In Miami, prove voter fraud, get a $10,000 reward


MANY WAYS TO VOTE: Voters line up to turn in their absentee ballots in person at the Miami-Dade County Elections Department, Nov. 6, 2012, in Doral, Fla.

By Marianela Toledo | Florida Watchdog

MIAMI — The Miami-Dade Police Benevolence Association hopes a plan to offer $10,000 rewards for tips leading to voter-fraud convictions will put the kibosh on phony absentee ballot schemes that have plagued Miami-Dade’s political races for years.

REWARD: The Police Benevolence Association offers $10,000 for tips that leads to a voter fraud conviction.

“We decided to do this because absentee ballot fraud has been in this community for years and nothing has happened,” said Blanca Torrents Greenwood, executive director of the group. “We thought, let’s do this to see if we get results.”

The announcement came a day before the Miami-Dade Elections Department started mass mailings of absentee ballots for the Aug. 26 primary election.

Absentee ballot fraud is a felony in Florida, but in Miami offenders often end up with only probation or little jail time, although violations have proven common in recent years.
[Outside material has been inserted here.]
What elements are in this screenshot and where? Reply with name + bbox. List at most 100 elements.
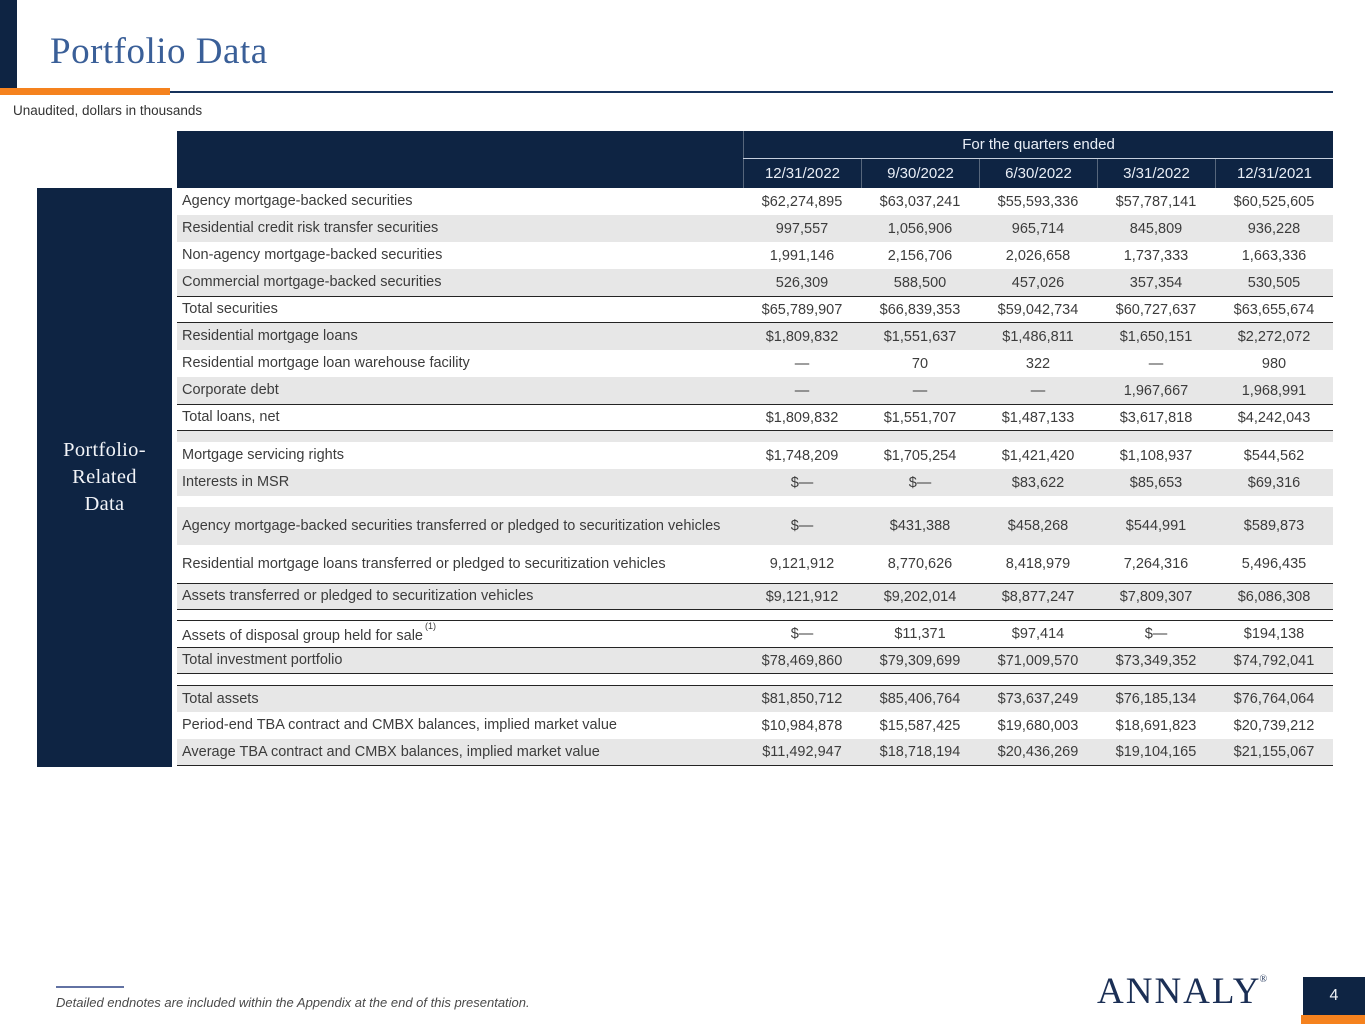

In August 2012, private detective Joe Carrillo was hired to tail a 56-year-old Hialeah woman, Daisy Cabrera. She was videotaped visiting the building where Miami-Dade County Mayor Carlos Gimenez’s Hialeah campaign office was located, then some apartment buildings, then Miami-Dade elections headquarters before finally traveling to the post office, where she allegedly mailed 19 absentee ballots. After the tapes were handed over to authorities, Cabrera was arrested and later received one year probation.

Around the same time, Sergio Robaina, the uncle of former Hialeah Mayor Julio Robaina, was charged with two felony counts of tampering with ballots. He also got a year of probation.

In 2013, the Miami-Dade Attorney’s Office arrested Jeffrey García, former chief of staff to Democratic U.S. Rep. Joe Garcia, for requesting hundreds of phony absentee ballots on behalf of voters without their permission. He pleaded guilty, spent 90 days in jail and got 18 months of probation.

During the 2013 mayoral race, investigators linked one of Miami Commissioner Francis Suarez’s political workers with about 20 fraudulent absentee ballots. Suarez later withdrew from the race.

Greenwood said she isn’t sure why voter fraud isn’t taken more seriously by authorities.

“I don’t know if there is problem related with the state attorney’s office, laws (in place), or if it is about evidence, but I know politics has a lot to do with this,” she said.

“In 2012, after Cabrera was arrested and it was discovered she went (to deliver absentee ballots) to Mayor Gimenez’s office, ‘coincidentally’ our anti-corruption office was cut in half,” she said. “They said the FBI is going to investigate, but the FBI does not get involved in local elections.”

Greenwood doesn’t think the penalties are doing anything to deter the problem.

“The only thing they got was a year of probation,” she said. “The problem is still there.”

Earlier this week, an anonymous tipster told Florida Watchdog that two individuals had voted twice in recent elections using two different voter IDs.When queried, the Miami-Dade Election Department said both were clerical errors.

In one case, a citizen registered to vote in both Gainesville and North Miami in 2012, but only voted absentee from the latter address, the elections department said. In Hilaeah, a voter registered twice due to a clerical error, and noticed her name listed twice on the precinct register.

“Our research indicates that neither of these two voters voted twice,” the office said in an email.